N-doped graphitic carbon as a nanoporous MOF-derived nanoarchitecture for the efficient sonocatalytic degradation process

Here, a nanoporous N-doped graphitic carbon (NC) obtained via the pyrolysis of the zeolitic imidazolate framework-67 (ZIF-67) in the N₂ atmosphere and then etched with hydrofluoric acid (HF) to remove the cobalt particles. The carbonized imidazoles in the framework of the ZIF-67 converted to the formation of N-doped graphitic sheets. The N₂ adsorption-desorption isotherms verified an arise in the surface area after etching the carbonized ZIF-67 and removing the Co nanoparticles (384 m²/g). Then, the prepared nanoporous carbon (NC_ZIF-67) was employed as a catalyst under the ultrasonic (US) irradiation for the degradation of the methylene blue (MB) as a model thiazine-based dye. The effects of main operational parameters including the initial pH, MB concentration, catalyst dosage, and ultrasonic power on the coupled US/NC_ZIF-67 process were investigated.
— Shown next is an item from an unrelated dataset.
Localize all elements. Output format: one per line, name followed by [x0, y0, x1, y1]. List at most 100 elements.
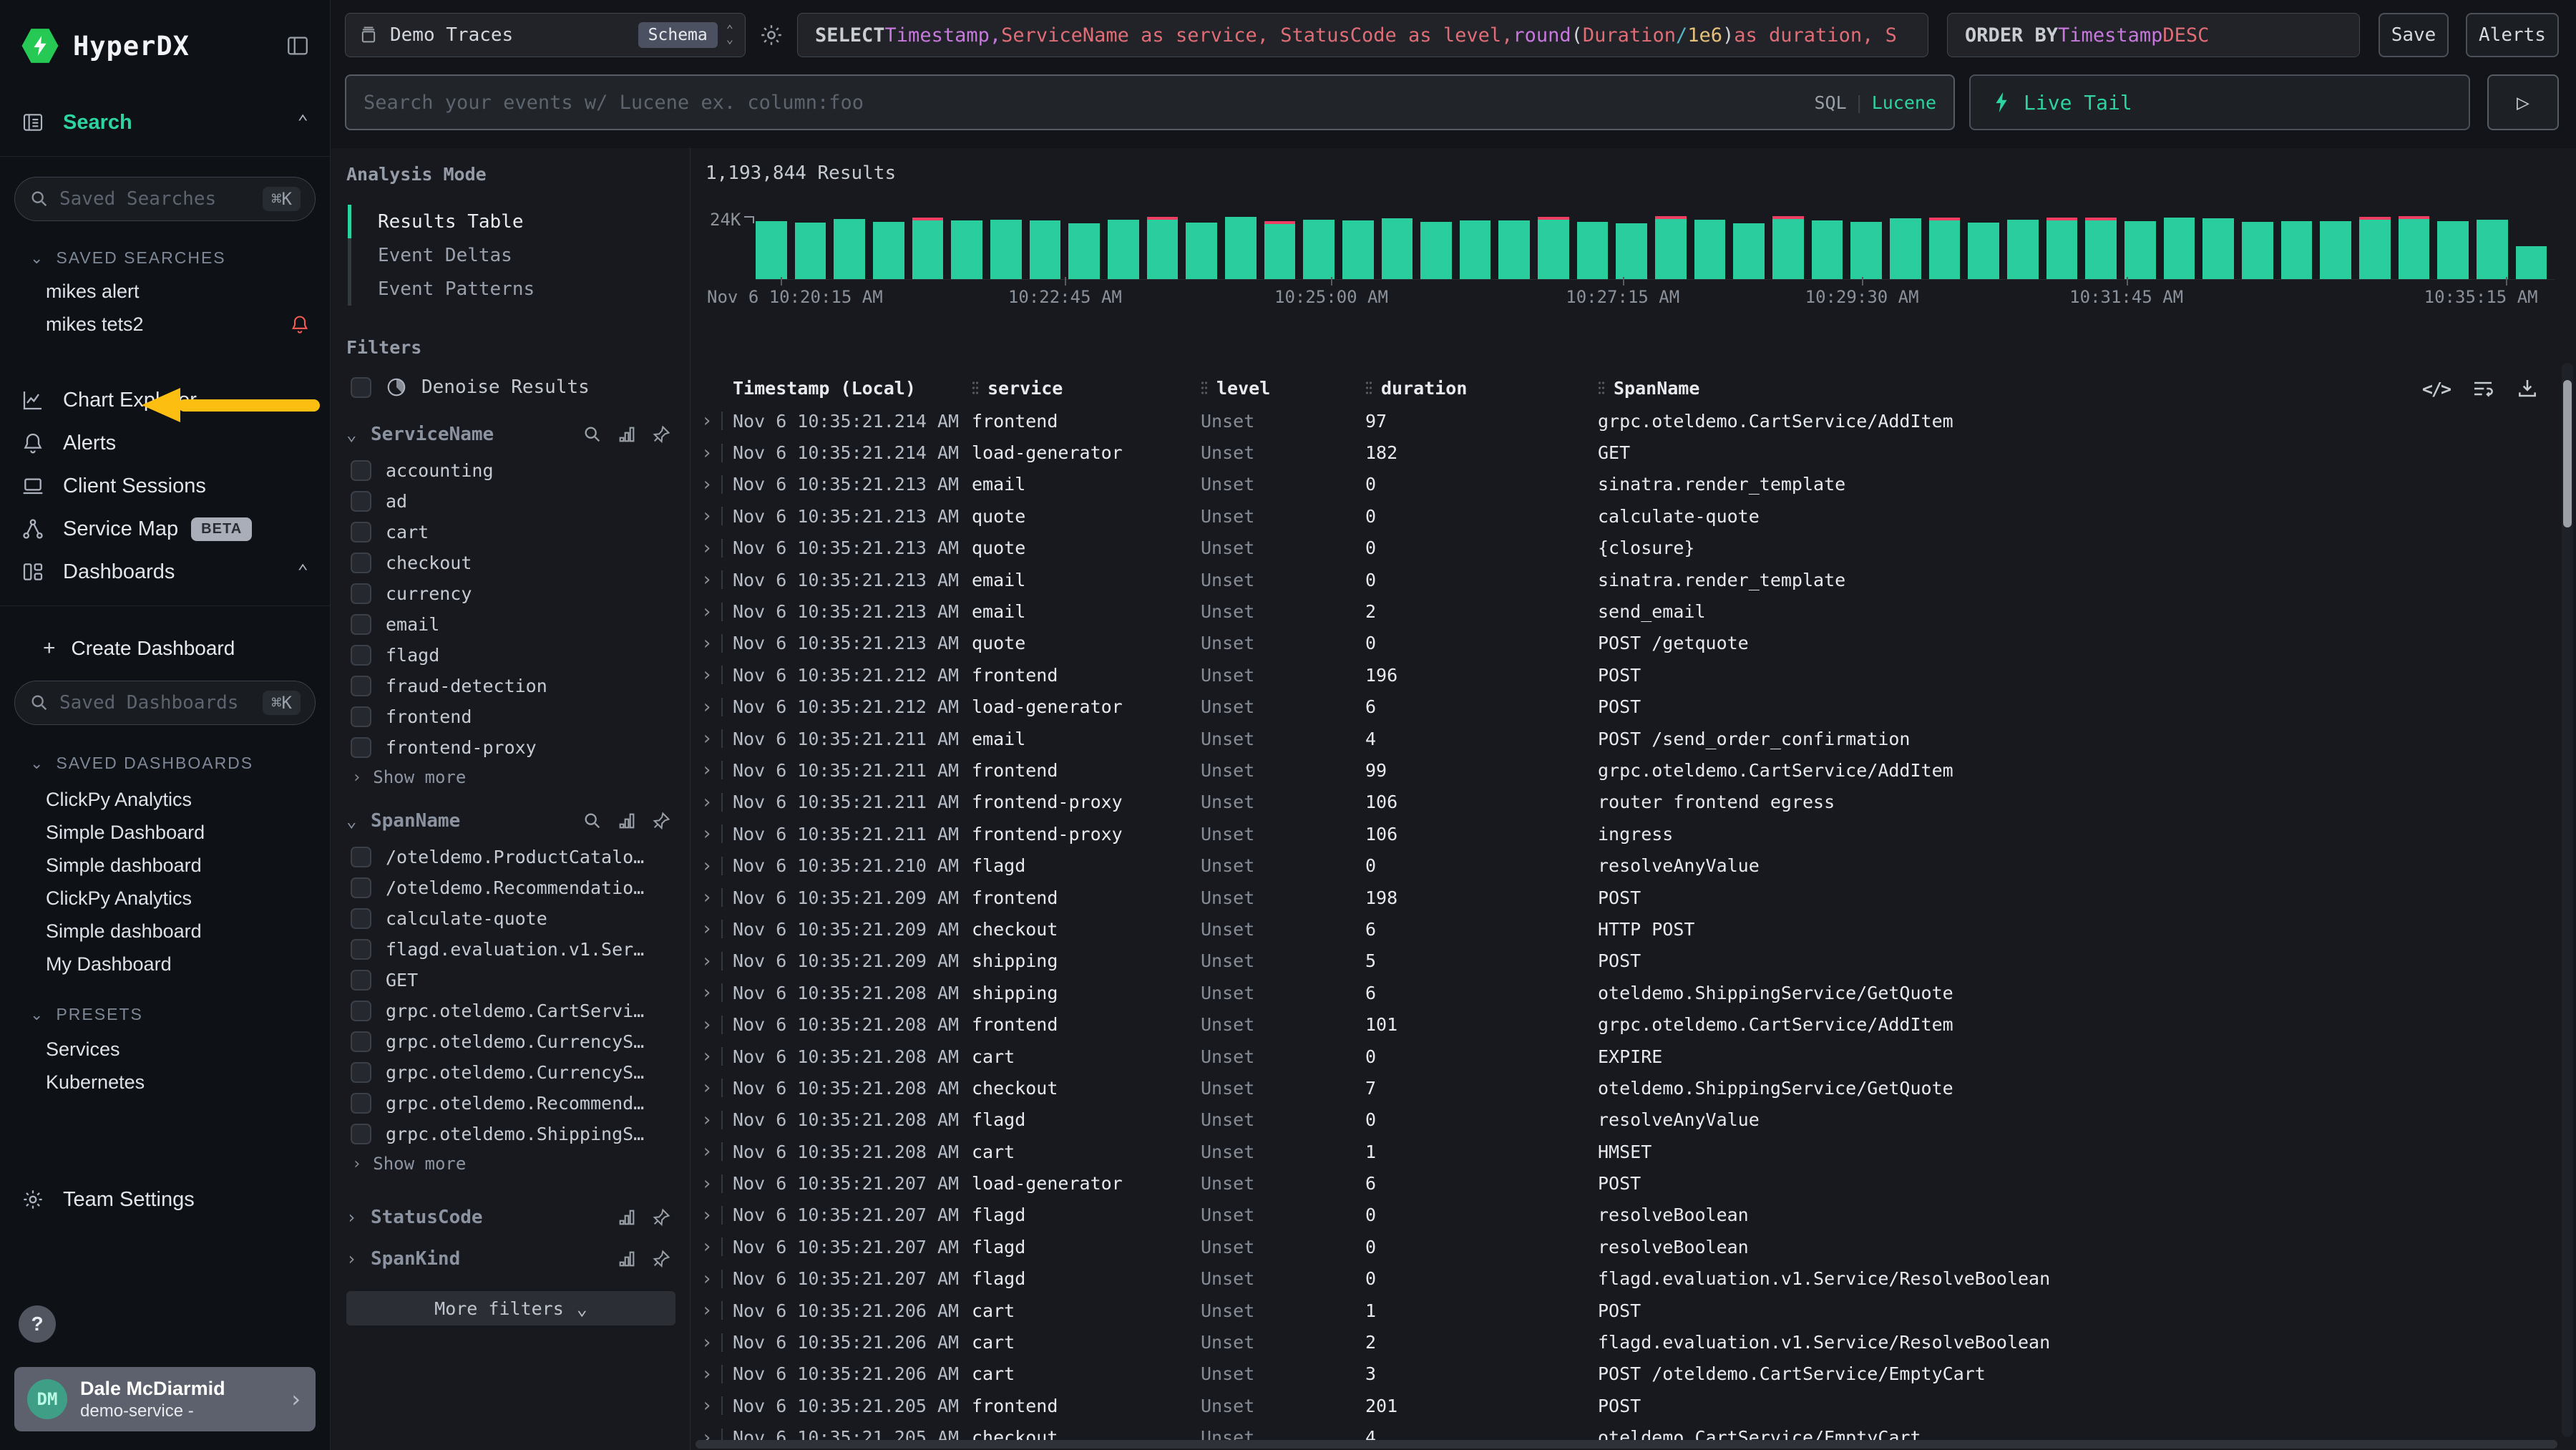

The addition of radical scavengers and enhancers revealed the main role of reactive oxygen species in the treatment process particularly hydroxyl radicals (^[rad]OH), in which their presence is confirmed by the photoluminescence (PL) spectra. The GC–MS method was performed for recognition of the seven detectable intermediates during the MB degradation.